Frannie admires Babs for her strength and courage. But Frannie and I are like two magnets repelling each other. We try to get on but I find her brash and intimidating. I am the kind of woman she disapproves of. The day I got my degree results I donned black stilettos and a short tight skirt, drank most of a bottle of Warnink’s Advocaat, and reeled round the college bars with Kathy, a companion pisshead (she was swigging Lambrusco), snogging whichever men fell into my path. I’ve since modified my drinking and dress sense but, like most people who know you from your teens, Frannie judges me on my past. Occasionally she’ll attempt to educate me—recommending books by Susie Orbach, Erica Jong, and “your kind of feminist, Natalie,” Naomi Wolf—and I’ll glimpse a flash of her kindness. But generally she regards me as beyond help.
“So how do you know Andy?” I ask Robbie.
“We met at college,” he says, grinning. “I suppose you
know him through Babs?”
“Not really,” I say. “He was a friend of my brother’s, but they didn’t really associate with their sisters. They’d rather have played with nuclear waste. And then, when we were older, he went to university, then he worked in the City, and didn’t he work in Aldershot for a bit? Anyway, I haven’t really seen him for years. I know he lived with his girlfriend, and then he went traveling, after Sasha, er…”
“Left him,” says Robbie. “Yeah, Sasha, mixed-up kid.”
“Really?
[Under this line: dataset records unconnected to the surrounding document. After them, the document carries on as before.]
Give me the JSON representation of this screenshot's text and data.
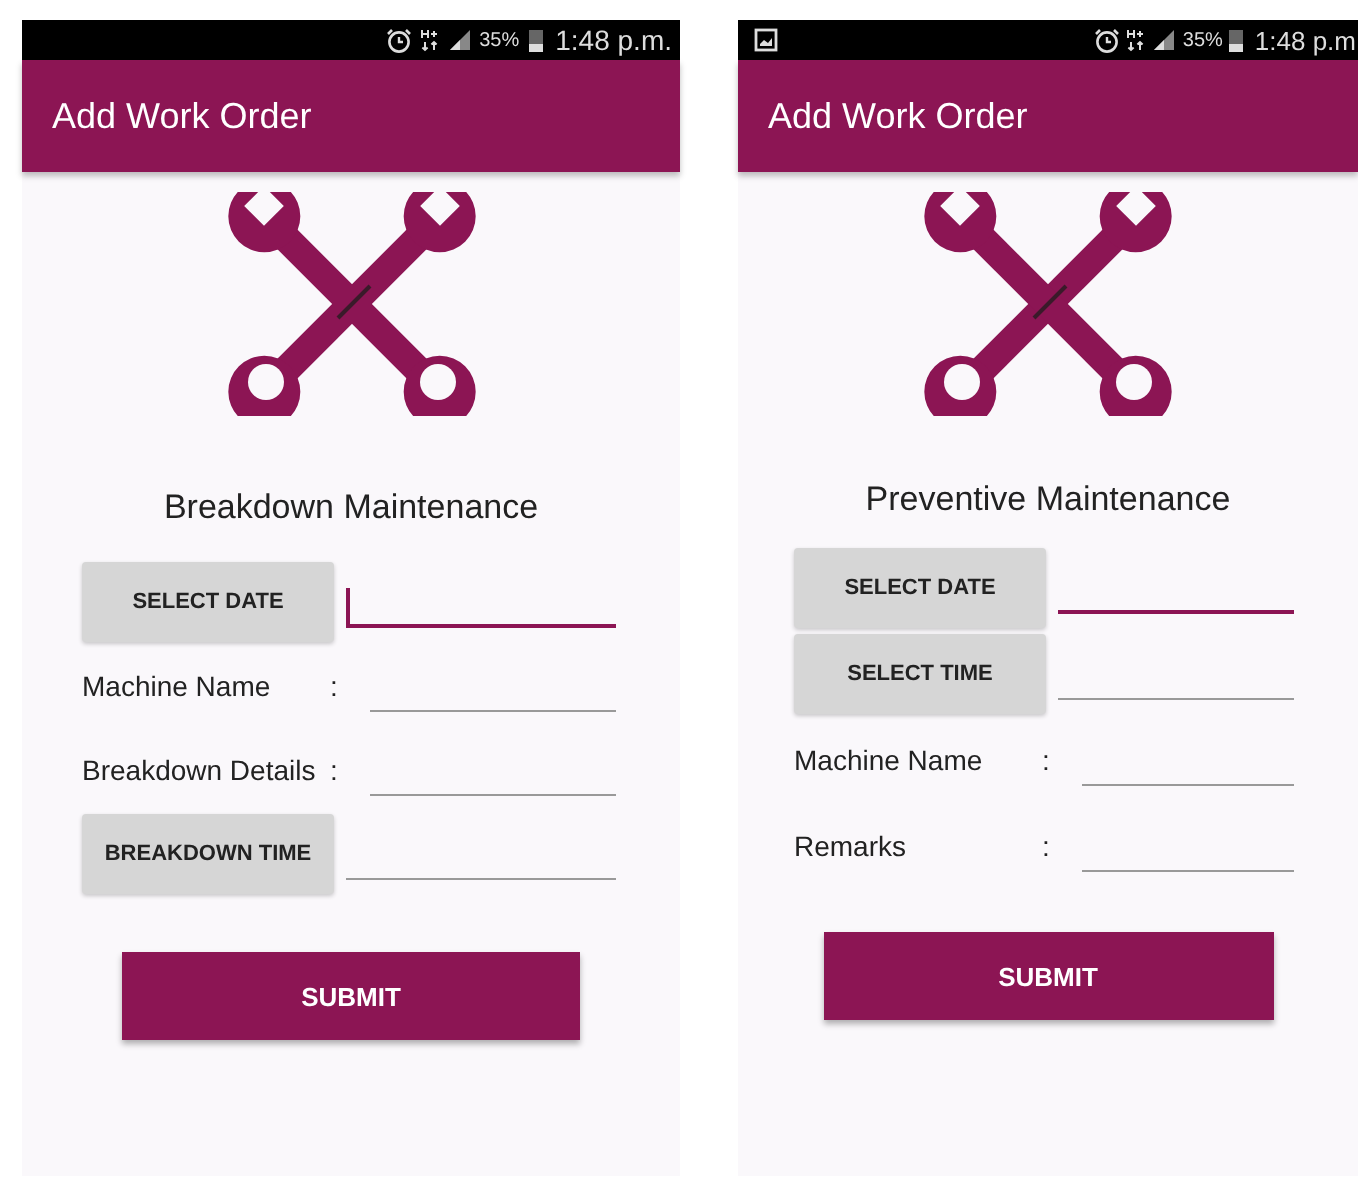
{
  "screens": [
    {
      "status_bar": {
        "screenshot_notification": false,
        "battery": "35%",
        "time": "1:48 p.m."
      },
      "app_bar": {
        "title": "Add Work Order"
      },
      "heading": "Breakdown Maintenance",
      "rows": [
        {
          "kind": "button",
          "button": "SELECT DATE",
          "focused": true,
          "cursor": true
        },
        {
          "kind": "field",
          "label": "Machine Name",
          "colon": ":",
          "focused": false,
          "cursor": false
        },
        {
          "kind": "field",
          "label": "Breakdown Details",
          "colon": ":",
          "focused": false,
          "cursor": false
        },
        {
          "kind": "button",
          "button": "BREAKDOWN TIME",
          "focused": false,
          "cursor": false
        }
      ],
      "submit": "SUBMIT"
    },
    {
      "status_bar": {
        "screenshot_notification": true,
        "battery": "35%",
        "time": "1:48 p.m"
      },
      "app_bar": {
        "title": "Add Work Order"
      },
      "heading": "Preventive Maintenance",
      "rows": [
        {
          "kind": "button",
          "button": "SELECT DATE",
          "focused": true,
          "cursor": false
        },
        {
          "kind": "button",
          "button": "SELECT TIME",
          "focused": false,
          "cursor": false
        },
        {
          "kind": "field",
          "label": "Machine Name",
          "colon": ":",
          "focused": false,
          "cursor": false
        },
        {
          "kind": "field",
          "label": "Remarks",
          "colon": ":",
          "focused": false,
          "cursor": false
        }
      ],
      "submit": "SUBMIT"
    }
  ]
}
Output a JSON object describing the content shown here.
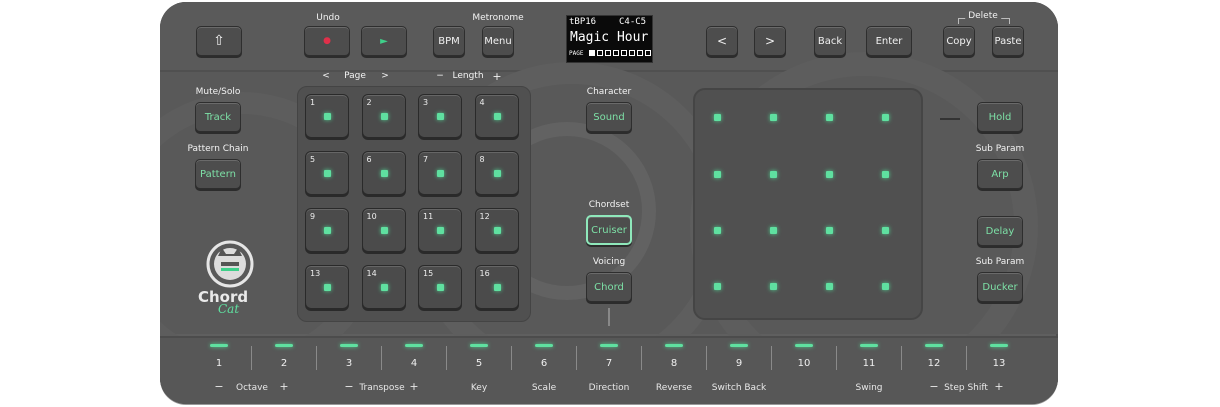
{
  "top": {
    "shift_icon": "⇧",
    "undo_label": "Undo",
    "metronome_label": "Metronome",
    "record_icon": "●",
    "play_icon": "►",
    "bpm": "BPM",
    "menu": "Menu",
    "prev": "<",
    "next": ">",
    "back": "Back",
    "enter": "Enter",
    "delete_label": "Delete",
    "copy": "Copy",
    "paste": "Paste"
  },
  "screen": {
    "tempo": "tBP16",
    "range": "C4-C5",
    "title": "Magic Hour",
    "page_label": "PAGE"
  },
  "left": {
    "mute_solo": "Mute/Solo",
    "track": "Track",
    "pattern_chain": "Pattern Chain",
    "pattern": "Pattern"
  },
  "page_nav": {
    "prev": "<",
    "label": "Page",
    "next": ">"
  },
  "length_nav": {
    "minus": "−",
    "label": "Length",
    "plus": "+"
  },
  "pads": [
    "1",
    "2",
    "3",
    "4",
    "5",
    "6",
    "7",
    "8",
    "9",
    "10",
    "11",
    "12",
    "13",
    "14",
    "15",
    "16"
  ],
  "center": {
    "character": "Character",
    "sound": "Sound",
    "chordset": "Chordset",
    "cruiser": "Cruiser",
    "voicing": "Voicing",
    "chord": "Chord"
  },
  "right": {
    "hold": "Hold",
    "sub_param_1": "Sub Param",
    "arp": "Arp",
    "delay": "Delay",
    "sub_param_2": "Sub Param",
    "ducker": "Ducker"
  },
  "logo": {
    "line1": "Chord",
    "line2": "Cat"
  },
  "steps": [
    "1",
    "2",
    "3",
    "4",
    "5",
    "6",
    "7",
    "8",
    "9",
    "10",
    "11",
    "12",
    "13"
  ],
  "step_labels": {
    "octave": "Octave",
    "octave_minus": "−",
    "octave_plus": "+",
    "transpose": "Transpose",
    "transpose_minus": "−",
    "transpose_plus": "+",
    "key": "Key",
    "scale": "Scale",
    "direction": "Direction",
    "reverse": "Reverse",
    "switch_back": "Switch Back",
    "swing": "Swing",
    "step_shift": "Step Shift",
    "step_shift_minus": "−",
    "step_shift_plus": "+"
  },
  "colors": {
    "led_green": "#5fe0a0",
    "record_red": "#e0304a",
    "play_green": "#3fd08a",
    "body": "#5f5f5f"
  }
}
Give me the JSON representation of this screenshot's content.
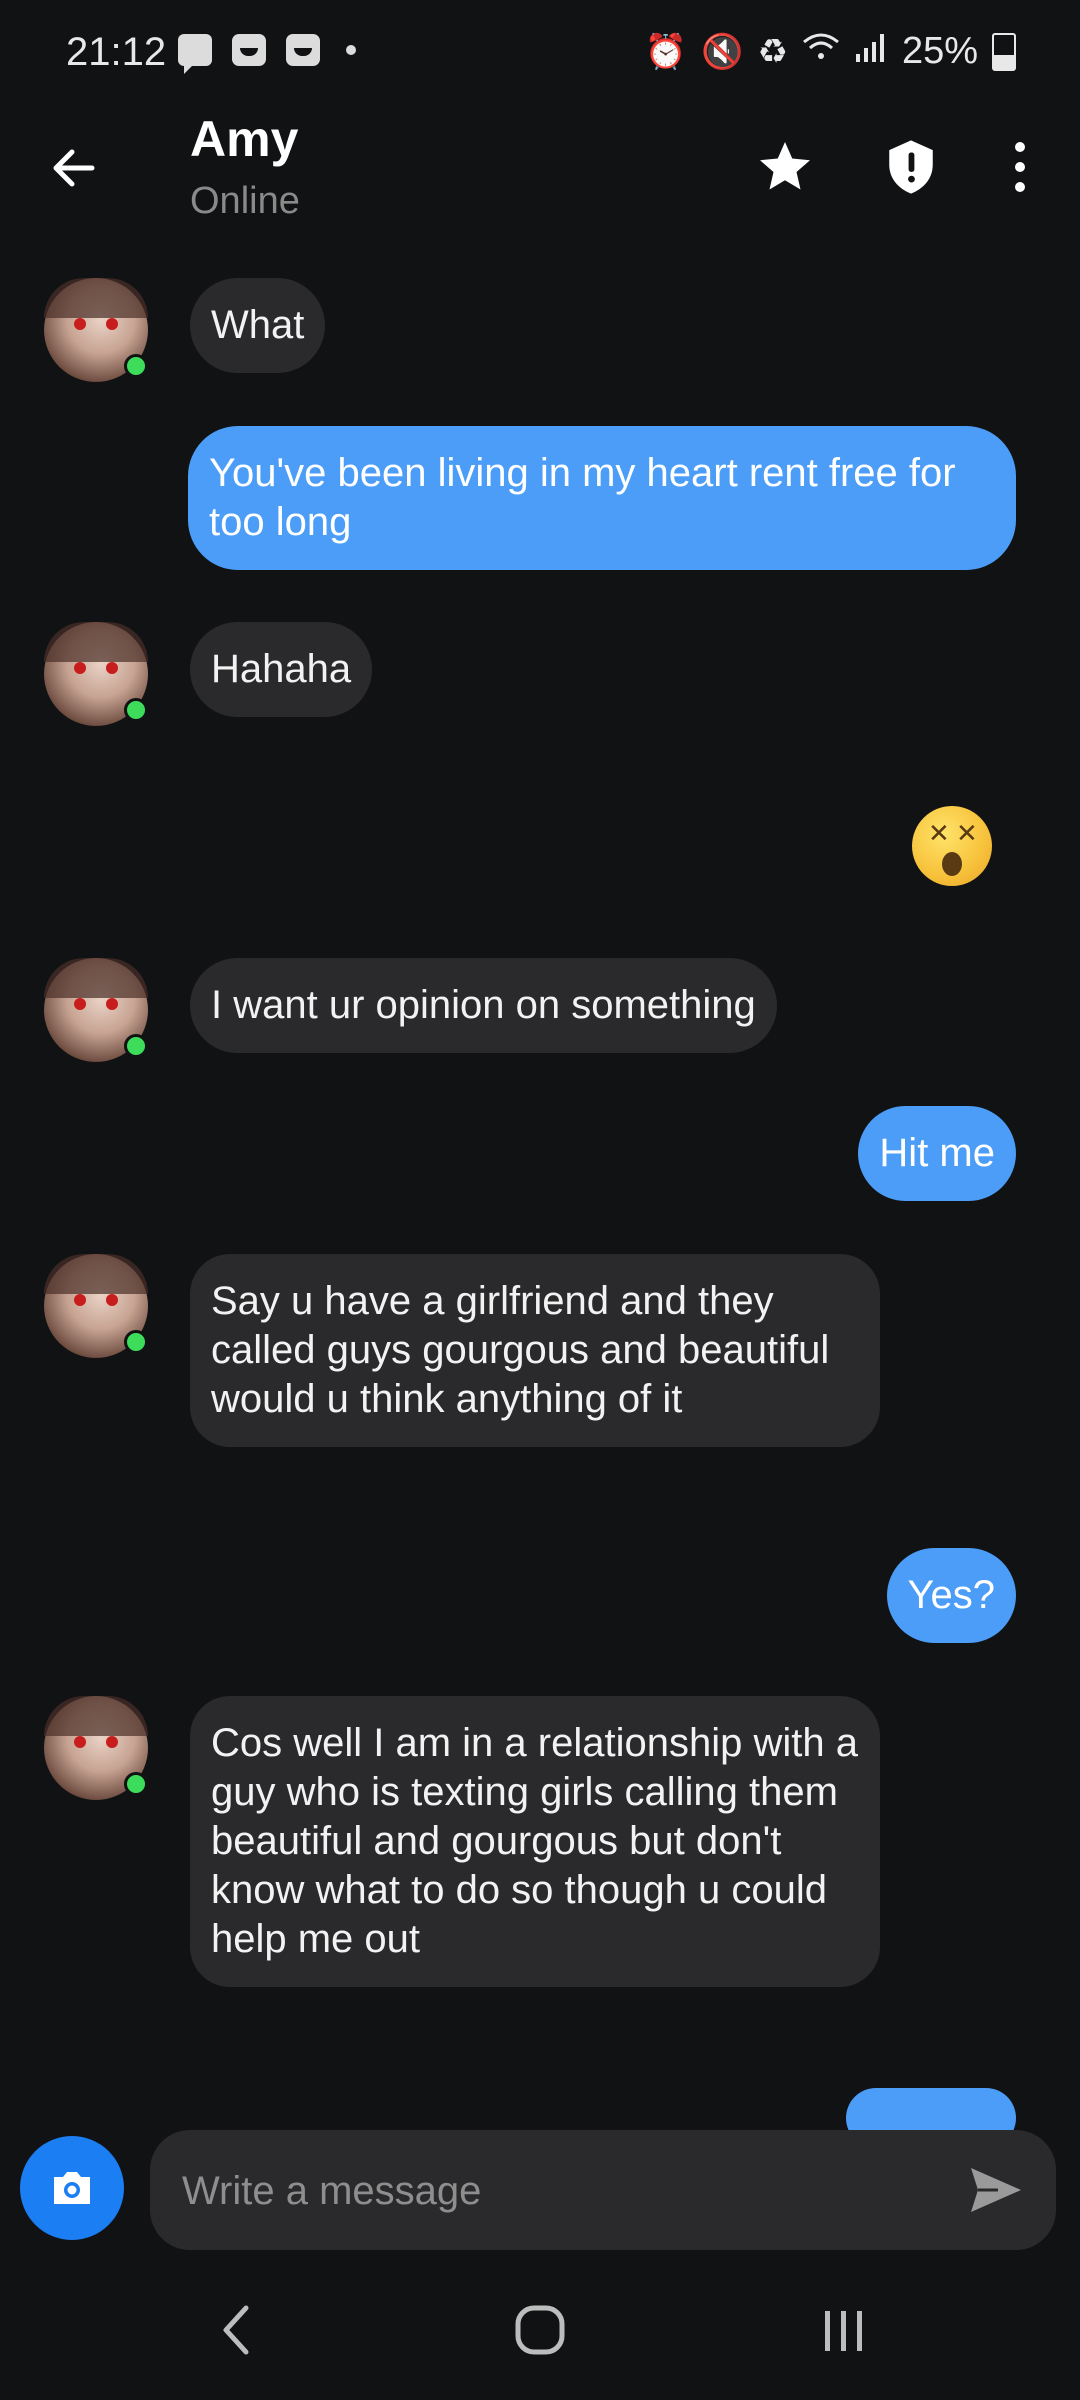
{
  "status_bar": {
    "time": "21:12",
    "battery": "25%",
    "icons": [
      "message-notification-icon",
      "app-notification-icon",
      "app-notification-icon",
      "dot-icon",
      "alarm-icon",
      "mute-icon",
      "battery-saver-icon",
      "wifi-icon",
      "signal-icon",
      "battery-icon"
    ]
  },
  "header": {
    "contact_name": "Amy",
    "contact_status": "Online",
    "actions": [
      "star-icon",
      "shield-icon",
      "more-vertical-icon"
    ]
  },
  "messages": [
    {
      "direction": "in",
      "text": "What"
    },
    {
      "direction": "out",
      "text": "You've been living in my heart rent free for too long"
    },
    {
      "direction": "in",
      "text": "Hahaha"
    },
    {
      "direction": "out",
      "emoji": "dizzy-face-emoji"
    },
    {
      "direction": "in",
      "text": "I want ur opinion on something"
    },
    {
      "direction": "out",
      "text": "Hit me"
    },
    {
      "direction": "in",
      "text": "Say u have a girlfriend and they called guys gourgous and beautiful would u think anything of it"
    },
    {
      "direction": "out",
      "text": "Yes?"
    },
    {
      "direction": "in",
      "text": "Cos well I am in a relationship with a guy who is texting girls calling them beautiful and gourgous but don't know what to do so though u could help me out"
    }
  ],
  "composer": {
    "placeholder": "Write a message"
  },
  "colors": {
    "background": "#111214",
    "incoming_bubble": "#2a2a2c",
    "outgoing_bubble": "#4c9df7",
    "camera_button": "#1b7ef2",
    "online_dot": "#3ddc5a"
  }
}
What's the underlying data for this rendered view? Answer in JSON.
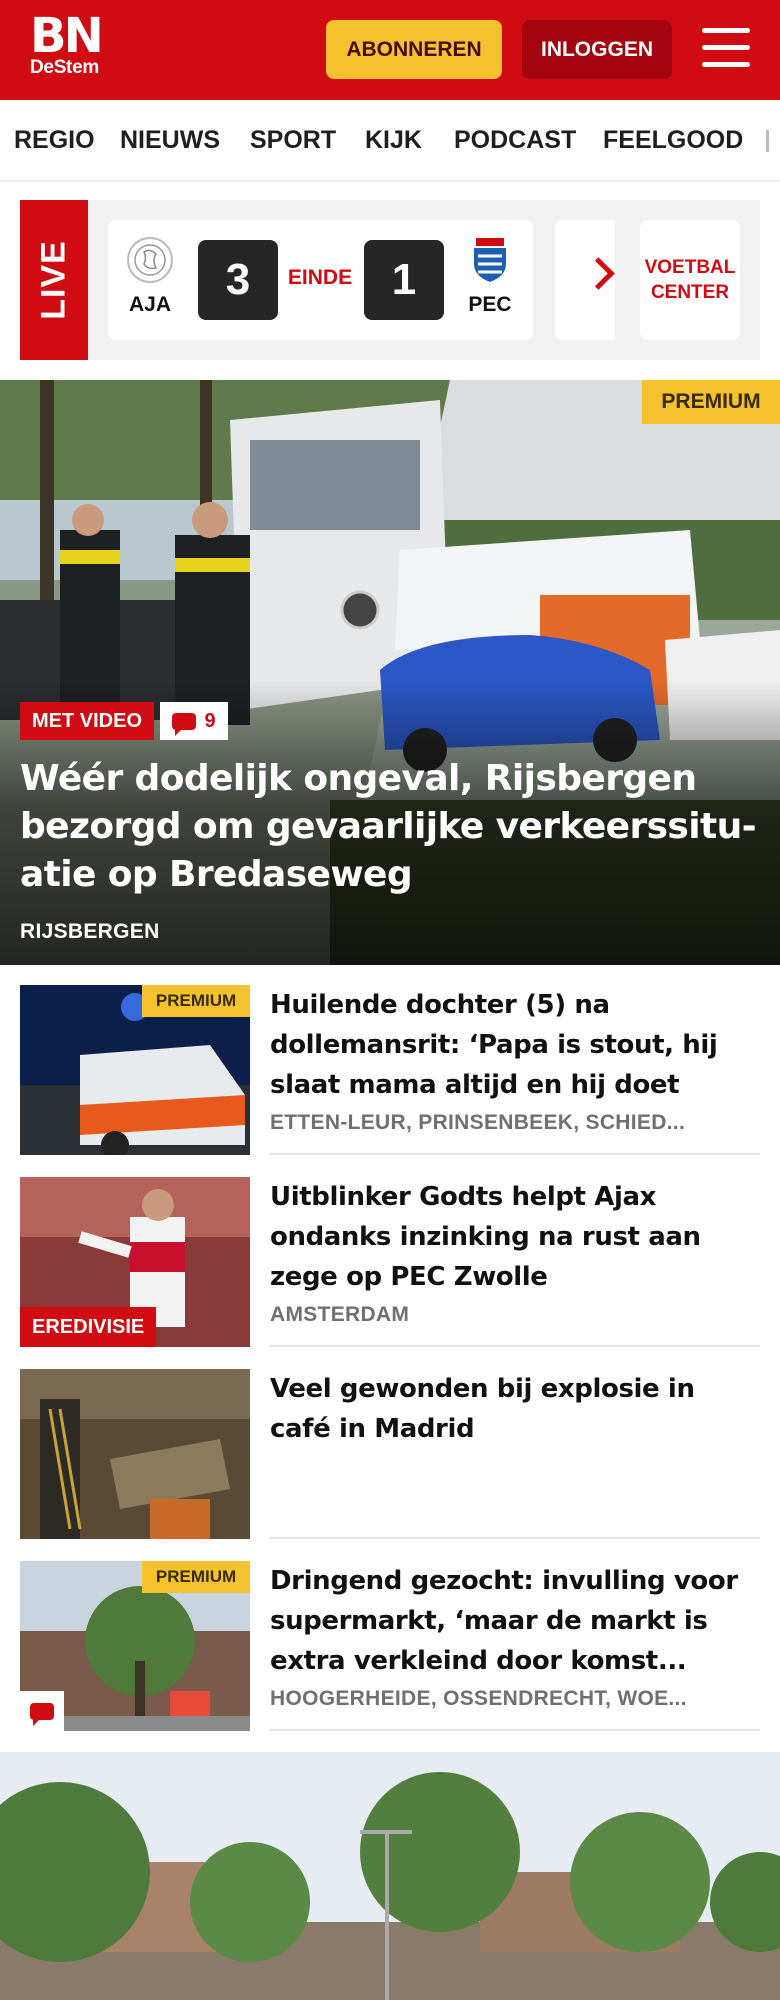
{
  "header": {
    "logo_main": "BN",
    "logo_sub": "DeStem",
    "subscribe_label": "ABONNEREN",
    "login_label": "INLOGGEN"
  },
  "nav": {
    "items": [
      "REGIO",
      "NIEUWS",
      "SPORT",
      "KIJK",
      "PODCAST",
      "FEELGOOD"
    ]
  },
  "live": {
    "label": "LIVE",
    "home_team": "AJA",
    "home_score": "3",
    "status": "EINDE",
    "away_score": "1",
    "away_team": "PEC",
    "center_line1": "VOETBAL",
    "center_line2": "CENTER"
  },
  "hero": {
    "premium": "PREMIUM",
    "video_tag": "MET VIDEO",
    "comment_count": "9",
    "title": "Wéér dodelijk ongeval, Rijsbergen bezorgd om gevaarlijke verkeerssitu-atie op Bredaseweg",
    "location": "RIJSBERGEN"
  },
  "articles": [
    {
      "premium": "PREMIUM",
      "title": "Huilende dochter (5) na dollemansrit: ‘Papa is stout, hij slaat mama altijd en hij doet oo...",
      "location": "ETTEN-LEUR, PRINSENBEEK, SCHIED..."
    },
    {
      "tag": "EREDIVISIE",
      "title": "Uitblinker Godts helpt Ajax ondanks inzinking na rust aan zege op PEC Zwolle",
      "location": "AMSTERDAM"
    },
    {
      "title": "Veel gewonden bij explosie in café in Madrid"
    },
    {
      "premium": "PREMIUM",
      "title": "Dringend gezocht: invulling voor supermarkt, ‘maar de markt is extra verkleind door komst...",
      "location": "HOOGERHEIDE, OSSENDRECHT, WOE..."
    }
  ],
  "colors": {
    "brand_red": "#d00c12",
    "premium_yellow": "#f5c12d",
    "login_dark_red": "#a30510",
    "location_gray": "#707070"
  },
  "icons": [
    "hamburger-menu-icon",
    "chevron-right-icon",
    "comment-icon",
    "ajax-logo-icon",
    "pec-zwolle-logo-icon"
  ]
}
I never met her. I know Babs was fond of her. It’s funny, isn’t it? A person can be part of a family, and then a couple split, and the family never sees that person again.”
Robbie nods. “I think I saw her the other day,” he says.
“Sasha?”
“I was on me moped,” he replies. “She was crossing the road. Kensington way.”
“That’s near where I work,” I cry. (This is a bad habit of mine—grabbing at things that are blatantly not coincidence. It’s a sad reflection of my desperate need to bond with the whole world. I’ll see a guy on the tube with a regulation black umbrella and want to tap him on the arm and exclaim, “Incredible!—I’ve got that umbrella!”)
“Oh, right,” says Robbie. “So would you’ve liked to be a ballerina yourself?”
I giggle. “Do I look like I could be? It was a fantasy, when I was four. They wear such pretty dresses.”
We are laughing about this when I’m tapped on the shoulder by Babs. So, she came over.
“Hello, Nat,” she says. “Hi, Robbie.” Then, to me, “I take it all back. Your prince has come. Or should I say, Charlie’s turned up.”
I twist round fast enough to crick my neck. Charlie? Chris! A vision in a sheepskin jacket, raggy jeans, and Van trainers. He is talking to Simon. I beam at Babs, and speed over.